Estimating confidence intervals, part 6

Our series of effort-estimation-in-the-small continues. This feature took a while to complete (where “complete” means “deployed to production”). I thought this was the longest feature I’d worked on, but looking at the historical data, there was another feature that took even longer.

Somehow, the legend has disappeared from the plot. The solid line is my best estimate of time remaining each day, and the dashed line is the true amount of time left. The grey area is my 90% confidence interval estimate.

As usual, my “expected” estimate was much too optimistic. I initially estimated 10 days, where it actually took 17 days. I did stay within my 90% confidence interval, which gives me hope that I’m getting better at those intervals.

When I started this endeavor, my goal was to do a from-scratch estimate each day, but that proved to require too much mental effort, and I succumbed to the anchoring effect. Typically, I would just make an adjustment to the previous day’s estimate.

Interestingly, when I was asked in meetings how much time was left to complete this feature, I gave off-the-cuff (and, unsurprisingly, optimistic) answers instead of consulting my recorded estimates and giving the 90% interval.

Estimating confidence intervals, part 5

This was a quick feature. I accidentally finished on day 4 before I estimated, so I just set the max/min/expected value to 1.

Estimating confidence intervals, part 4

Here’s the latest installment in my continuing saga to estimate effort with 90% confidence intervals. Here’s the plot:

In this case, my estimate of the expected time to completion was fairly close to the actual time. The upper end of the 90% confidence interval is extremely high, largely because there was some work that I considered optional to complete the feature that decided to put off to some future data.

Here’s the plot of the error:

It takes a non-trivial amount of mental efforts to do these estimates each day. I may stop doing these soon.

Estimating confidence intervals, part 3

Another episode in our continuing series of effort estimation in the small with 90% confidence intervals. I recently finished implementing another feature after doing the effort estimates for each day. Here’s the plot:

Once again, I underestimated the effort even at the 90% level, although not as badly as last time. Here’s a plot of the error.

I also find it takes real mental energy to do these daily effort estimates.

Estimating confidence intervals, part 2

Here is another data point from my attempt to estimate 90% confidence intervals. This plot shows my daily estimates for completing a feature I was working on.

The dashed line is the “truth”: it’s what my estimate would have been if I had estimated perfectly each day. The shaded region represents my 90% confidence estimate: I was 90% confident that the amount of time left fell into that region. The solid line is the traditional pointwise effort estimate: it was my best guess as to how many days I had left before the feature would be complete.

For this feature, I significantly underestimated the effort required to complete it. For the first four days, my estimates were so off that my 90% confidence interval didn’t include the true completion time: it was only correct 60% of the time.

This plot shows the error in my estimates for each day:

Apparently, I’m not yet a well-calibrated estimator. Hopefully, that will improve with further estimates.

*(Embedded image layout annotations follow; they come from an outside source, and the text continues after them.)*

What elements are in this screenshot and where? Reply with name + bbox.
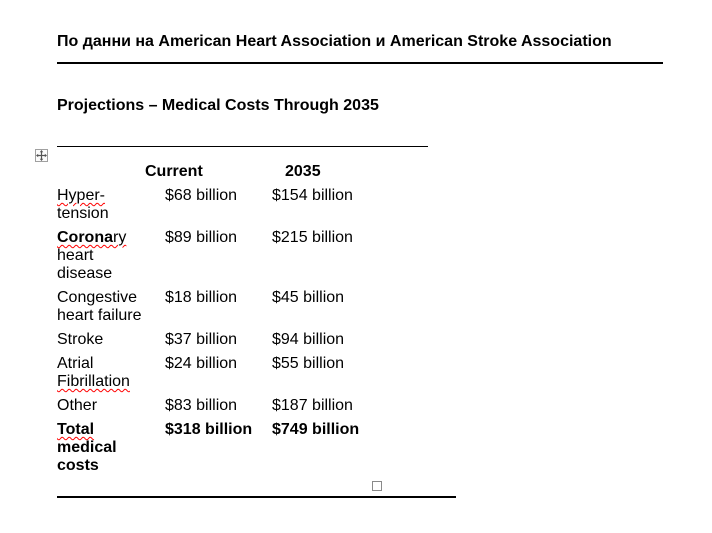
current-cost: $89 billion	[165, 229, 238, 246]
table-row	[57, 421, 437, 475]
current-cost: $18 billion	[165, 289, 238, 306]
cost-table-body	[57, 187, 437, 475]
condition-label: Hyper- tension	[57, 187, 109, 222]
condition-label: Other	[57, 397, 98, 414]
misspelled-word: Hyper-	[57, 187, 106, 204]
current-cost: $68 billion	[165, 187, 238, 204]
table-top-border	[57, 146, 428, 147]
top-divider	[57, 62, 663, 64]
column-header-current: Current	[145, 163, 203, 180]
cost-2035: $187 billion	[272, 397, 353, 414]
current-cost: $37 billion	[165, 331, 238, 348]
source-note: По данни на American Heart Association и American Stroke Association	[57, 33, 612, 50]
table-row	[57, 397, 437, 415]
condition-label: Stroke	[57, 331, 104, 348]
cost-2035: $45 billion	[272, 289, 345, 306]
cost-2035: $154 billion	[272, 187, 353, 204]
current-cost: $83 billion	[165, 397, 238, 414]
current-cost: $24 billion	[165, 355, 238, 372]
table-resize-icon[interactable]	[372, 481, 382, 491]
misspelled-word: ry	[113, 229, 127, 246]
column-header-2035: 2035	[285, 163, 321, 180]
table-move-icon[interactable]	[35, 149, 48, 162]
table-header-row	[57, 163, 437, 181]
cost-2035: $94 billion	[272, 331, 345, 348]
cost-2035: $55 billion	[272, 355, 345, 372]
condition-label: Congestive heart failure	[57, 289, 142, 324]
page-title: Projections – Medical Costs Through 2035	[57, 97, 379, 114]
four-way-arrow-icon	[36, 150, 47, 161]
table-row	[57, 289, 437, 325]
table-row	[57, 355, 437, 391]
cost-2035: $215 billion	[272, 229, 353, 246]
misspelled-word: Fibrillation	[57, 373, 130, 390]
cost-table	[57, 163, 437, 481]
condition-label: Coronary heart disease	[57, 229, 127, 282]
table-row	[57, 187, 437, 223]
misspelled-word: Total	[57, 421, 95, 438]
cost-2035: $749 billion	[272, 421, 360, 438]
table-bottom-border	[57, 496, 456, 498]
table-row	[57, 229, 437, 283]
current-cost: $318 billion	[165, 421, 253, 438]
table-row	[57, 331, 437, 349]
condition-label: Atrial Fibrillation	[57, 355, 130, 390]
misspelled-word: Corona	[57, 229, 113, 246]
condition-label: Total medical costs	[57, 421, 117, 474]
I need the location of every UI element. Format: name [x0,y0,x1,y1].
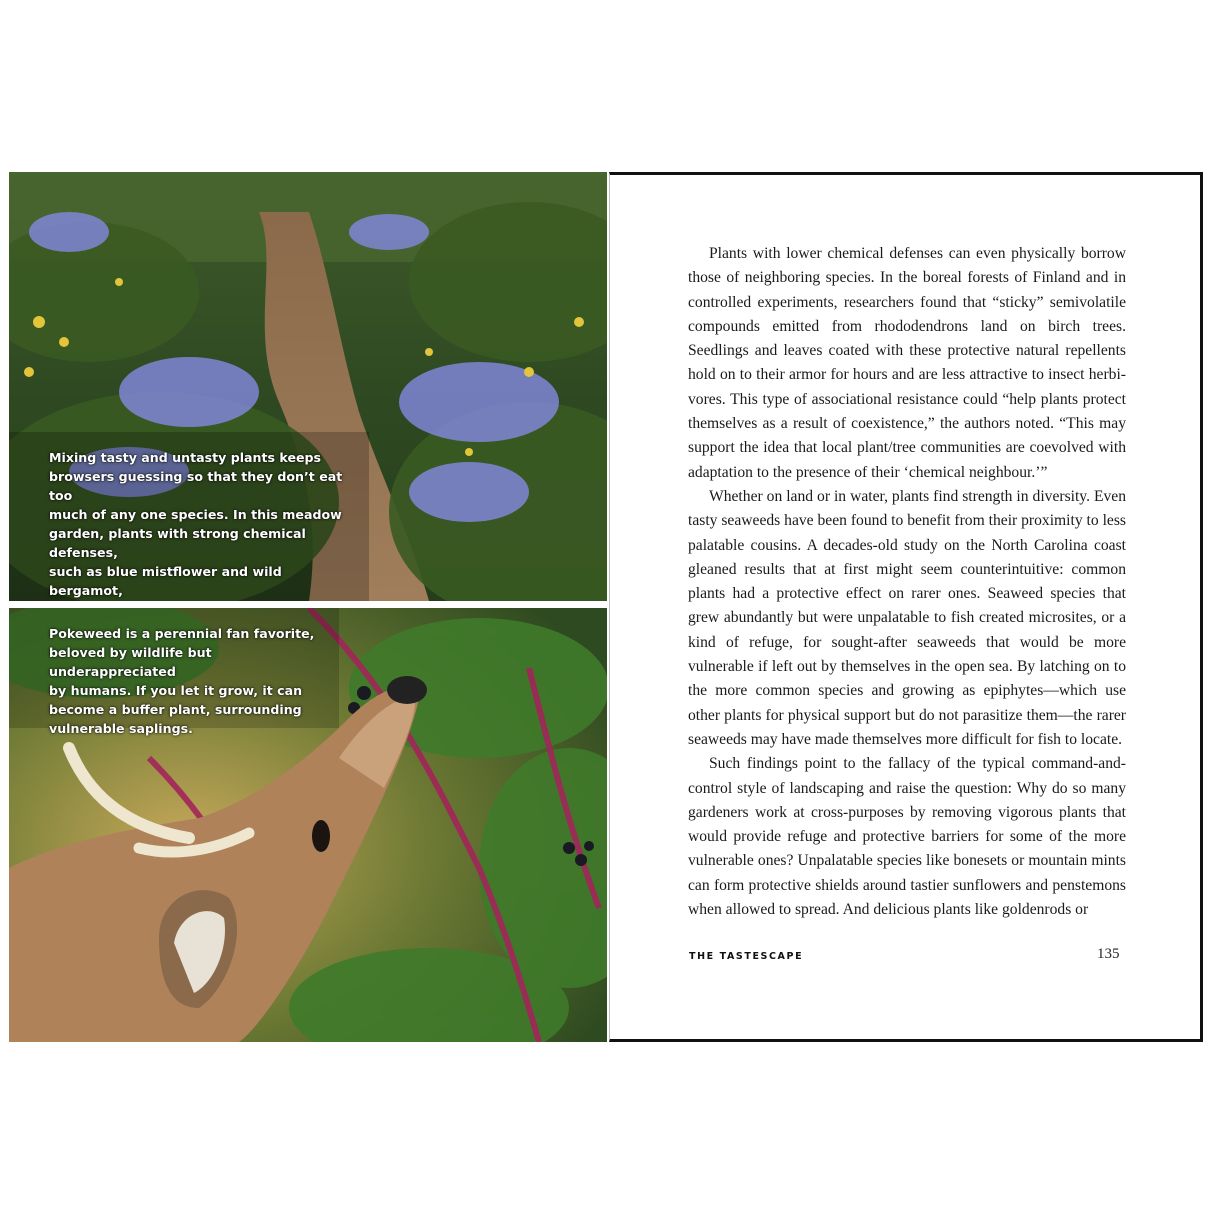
pokeweed-caption: Pokeweed is a perennial fan favorite, beloved by wildlife but underappreciated by humans. If you let it grow, it can become a buffer plant, surrounding vulnerable saplings. [49,626,315,736]
text-page [609,172,1203,1042]
meadow-caption: Mixing tasty and untasty plants keeps browsers guessing so that they don’t eat too much of any one species. In this meadow garden, plants with strong chemical defenses, such as blue mistflower and wild bergamot, [49,450,343,598]
paragraph-3: Such findings point to the fallacy of the typical command-and-control style of landscaping and raise the question: Why do so many gardeners work at cross-purposes by removing vigorous plants that would provide refuge and protective barriers for some of the more vulnerable ones? Unpalatable species like bonesets or mountain mints can form protective shields around tastier sunflowers and penstemons when allowed to spread. And delicious plants like goldenrods or [688,755,1126,919]
paragraph-1: Plants with lower chemical defenses can even physically borrow those of neighboring species. In the boreal forests of Finland and in controlled experiments, researchers found that “sticky” semivolatile compounds emitted from rhododendrons land on birch trees. Seedlings and leaves coated with these protective natural repellents hold on to their armor for hours and are less attractive to insect herbivores. This type of associational resistance could “help plants protect themselves as a result of coexistence,” the authors noted. “This may support the idea that local plant/tree communities are coevolved with adaptation to the presence of their ‘chemical neighbour.’” [688,245,1126,481]
deer-pokeweed-photo [9,608,607,1042]
running-title: THE TASTESCAPE [689,951,804,962]
meadow-path-photo [9,172,607,601]
book-spread [9,172,1205,1042]
body-text [688,242,1126,922]
page-number: 135 [1097,946,1120,962]
paragraph-2: Whether on land or in water, plants find strength in diversity. Even tasty seaweeds have been found to benefit from their proximity to less palatable cousins. A decades-old study on the North Carolina coast gleaned results that at first might seem counterintuitive: common plants had a protective effect on rarer ones. Seaweed species that grew abundantly but were unpalatable to fish created microsites, or a kind of refuge, for sought-after seaweeds that would be more vulnerable if left out by themselves in the open sea. By latching on to the more common species and growing as epiphytes—which use other plants for physical support but do not parasitize them—the rarer seaweeds may have made themselves more difficult for fish to locate. [688,487,1126,748]
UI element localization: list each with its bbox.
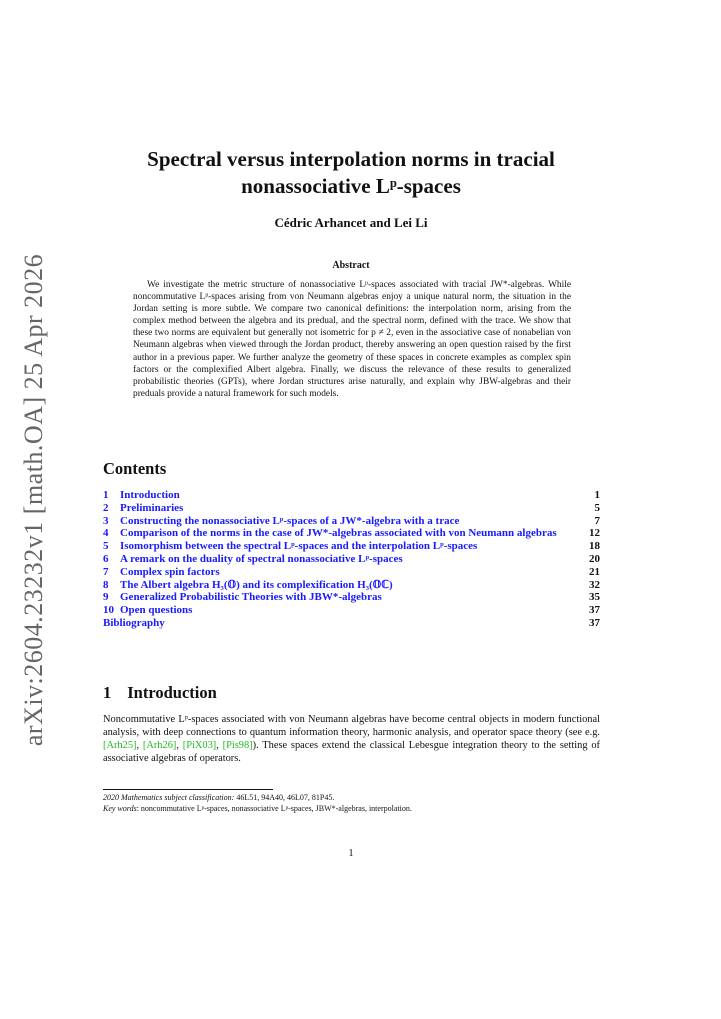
footnote-kw-label: Key words bbox=[103, 803, 137, 813]
toc-entry[interactable] bbox=[103, 604, 600, 617]
toc-number: 7 bbox=[103, 565, 109, 578]
title-line-1: Spectral versus interpolation norms in tracial bbox=[147, 147, 555, 171]
toc-title-link[interactable]: Bibliography bbox=[103, 616, 165, 629]
title-line-2: nonassociative Lᵖ-spaces bbox=[241, 174, 461, 198]
toc-page: 5 bbox=[594, 501, 600, 514]
footnote-keywords bbox=[103, 804, 600, 815]
toc-number: 4 bbox=[103, 527, 109, 540]
toc-entry[interactable] bbox=[103, 527, 600, 540]
toc-page: 1 bbox=[594, 489, 600, 501]
section-heading bbox=[103, 683, 217, 703]
toc-title-link[interactable]: Open questions bbox=[120, 604, 193, 617]
arxiv-identifier-text: arXiv:2604.23232v1 [math.OA] 25 Apr 2026 bbox=[19, 253, 48, 747]
abstract-text: We investigate the metric structure of nonassociative Lᵖ-spaces associated with tracial JW*-algebras. While noncommutative Lᵖ-spaces arising from von Neumann algebras enjoy a unique natural norm, the situation in the Jordan setting is more subtle. We compare two canonical definitions: the interpolation norm, arising from the complex method between the algebra and its predual, and the spectral norm, defined with the trace. We show that these two norms are equivalent but generally not isometric for p ≠ 2, even in the associative case of nonabelian von Neumann algebras when viewed through the Jordan product, thereby answering an open question raised by the first author in a previous paper. We further analyze the geometry of these spaces in concrete examples as complex spin factors or the complexified Albert algebra. Finally, we discuss the relevance of these results to generalized probabilistic theories (GPTs), where Jordan structures arise naturally, and explain why JBW-algebras and their preduals provide a natural framework for such models. bbox=[133, 280, 571, 399]
contents-heading: Contents bbox=[103, 459, 167, 478]
citation-link[interactable]: [Arh26] bbox=[142, 740, 177, 751]
citation-link[interactable]: [PiX03] bbox=[182, 740, 217, 751]
toc-entry[interactable] bbox=[103, 502, 600, 515]
toc-title-link[interactable]: A remark on the duality of spectral nonassociative Lᵖ-spaces bbox=[120, 552, 403, 565]
toc-page: 21 bbox=[589, 565, 600, 578]
toc-number: 10 bbox=[103, 604, 114, 617]
toc-title-link[interactable]: The Albert algebra H₃(𝕆) and its complexification H₃(𝕆ℂ) bbox=[120, 578, 393, 591]
intro-paragraph: Noncommutative Lᵖ-spaces associated with von Neumann algebras have become central objects in modern functional analysis, with deep connections to quantum information theory, harmonic analysis, and operator space theory (see e.g. [Arh25], [Arh26], [PiX03], [Pis98]). These spaces extend the classical Lebesgue integration theory to the setting of associative algebras of operators. bbox=[103, 714, 600, 764]
intro-text-after: ). These spaces extend the classical Lebesgue integration theory to the setting of associative algebras of operators. bbox=[103, 740, 600, 764]
footnote-msc-value: 46L51, 94A40, 46L07, 81P45. bbox=[234, 793, 335, 802]
toc-page: 32 bbox=[589, 578, 600, 591]
footnotes bbox=[103, 793, 600, 814]
toc-page: 7 bbox=[594, 514, 600, 527]
intro-text-before: Noncommutative Lᵖ-spaces associated with von Neumann algebras have become central objects in modern functional analysis, with deep connections to quantum information theory, harmonic analysis, and operator space theory (see e.g. bbox=[103, 714, 600, 738]
toc-number: 2 bbox=[103, 501, 109, 514]
citation-link[interactable]: [Pis98] bbox=[222, 740, 253, 751]
footnote-kw-value: : noncommutative Lᵖ-spaces, nonassociative Lᵖ-spaces, JBW*-algebras, interpolation. bbox=[136, 803, 412, 813]
toc-page: 20 bbox=[589, 552, 600, 565]
toc-page: 37 bbox=[589, 604, 600, 617]
toc-title-link[interactable]: Comparison of the norms in the case of JW*-algebras associated with von Neumann algebras bbox=[120, 527, 557, 540]
toc-title-link[interactable]: Introduction bbox=[120, 489, 180, 501]
section-title: Introduction bbox=[127, 683, 217, 702]
authors: Cédric Arhancet and Lei Li bbox=[274, 215, 428, 230]
toc-page: 12 bbox=[589, 527, 600, 540]
toc-entry[interactable] bbox=[103, 553, 600, 566]
toc-number: 9 bbox=[103, 591, 109, 604]
toc-entry[interactable] bbox=[103, 540, 600, 553]
toc-number: 8 bbox=[103, 578, 109, 591]
toc-number: 5 bbox=[103, 540, 109, 553]
toc-number: 6 bbox=[103, 552, 109, 565]
toc-page: 35 bbox=[589, 591, 600, 604]
toc-entry[interactable] bbox=[103, 579, 600, 592]
toc-number: 1 bbox=[103, 489, 109, 501]
footnote-rule bbox=[103, 789, 273, 790]
footnote-msc-label: 2020 Mathematics subject classification: bbox=[103, 793, 235, 802]
toc-title-link[interactable]: Generalized Probabilistic Theories with JBW*-algebras bbox=[120, 591, 382, 604]
toc-number: 3 bbox=[103, 514, 109, 527]
toc-entry[interactable] bbox=[103, 591, 600, 604]
toc-title-link[interactable]: Constructing the nonassociative Lᵖ-spaces of a JW*-algebra with a trace bbox=[120, 514, 460, 527]
toc-entry[interactable] bbox=[103, 489, 600, 502]
abstract-heading: Abstract bbox=[332, 260, 370, 271]
footnote-msc bbox=[103, 793, 600, 804]
toc-page: 18 bbox=[589, 540, 600, 553]
toc-title-link[interactable]: Isomorphism between the spectral Lᵖ-spaces and the interpolation Lᵖ-spaces bbox=[120, 540, 478, 553]
toc-entry[interactable] bbox=[103, 566, 600, 579]
toc-title-link[interactable]: Complex spin factors bbox=[120, 565, 220, 578]
section-number: 1 bbox=[103, 683, 112, 702]
paper-title bbox=[100, 146, 602, 200]
toc-entry-bibliography[interactable] bbox=[103, 617, 600, 630]
toc-entry[interactable] bbox=[103, 515, 600, 528]
citation-link[interactable]: [Arh25] bbox=[103, 740, 137, 751]
toc-page: 37 bbox=[589, 616, 600, 629]
toc-title-link[interactable]: Preliminaries bbox=[120, 501, 184, 514]
page-number: 1 bbox=[348, 848, 354, 859]
table-of-contents bbox=[103, 489, 600, 630]
arxiv-identifier bbox=[14, 253, 54, 747]
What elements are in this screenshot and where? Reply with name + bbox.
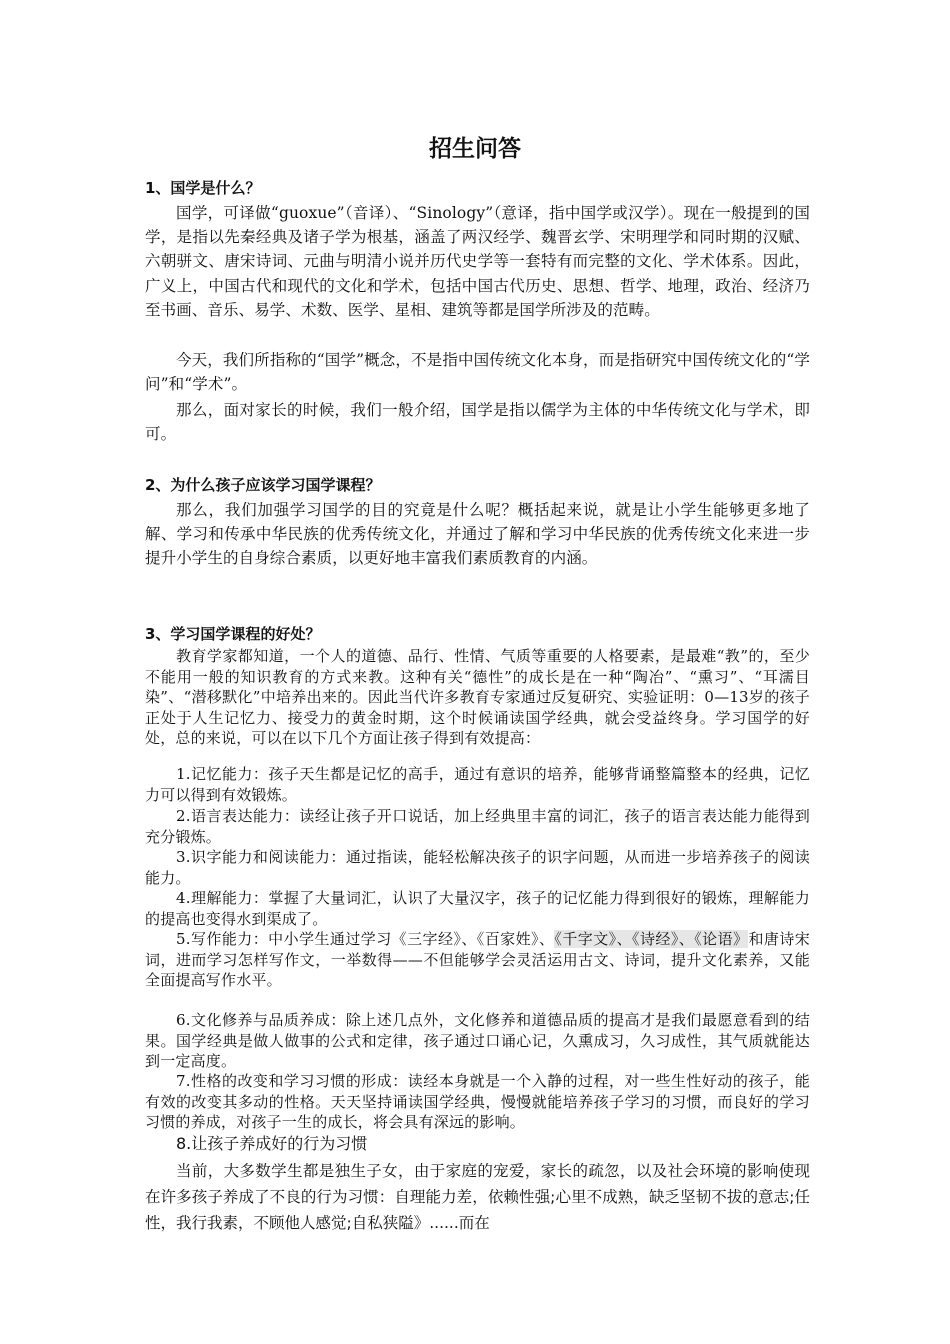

Results from estimating confidence intervals

A few weeks ago, I decided to estimate 90% confidence intervals for each day that I worked on developing a feature.

Here are some results over 10 days from when I started estimating until when the feature was deployed into production.

If we subtract out the “truth” from the other lines, we can see the error in my estimate for each day:

Some observations:

The 90% confidence interval always included the true value, which gives me hope that this an effective estimation approach.
My pointwise estimate underestimated the true time remaining for 9 out of 10 days.
My first pointwise estimate started off by a factor of two (estimate of 5 days versus an actual of 10 days), and got steadily better over time.

I generated these plots using IPython and the ggplot library. You can see my IPython notebook on my website with details on how these plots were made.

Tackling Hofstadter’s Law with confidence intervals

Hofstadter’s Law: It always takes longer than you expect, even when you take into account Hofstadter’s Law.

One of the frustrating things about developing software is that tasks always seem to take longer to complete than you expected before you started. Somehow, we’re always almost done on whatever feature we’re working on.

I’ve also long been a fan of the idea of using 90% confidence intervals instead of point estimates. Hubbard discusses this in his wonderful book How to measure anything. Instead of trying to pick how long a task will take (e.g., 4 days), you try to predict a range where you are 90% certain that the time will fall within that range (e.g., 3 – 15 days).

I’m going to put my money where my mouth is and try doing confidence interval estimates when working on a feature or bug. I ginned up a quick form using Google Forms and my aim is to fill it in each day, and then evaluate how well I can come up with 90% estimates.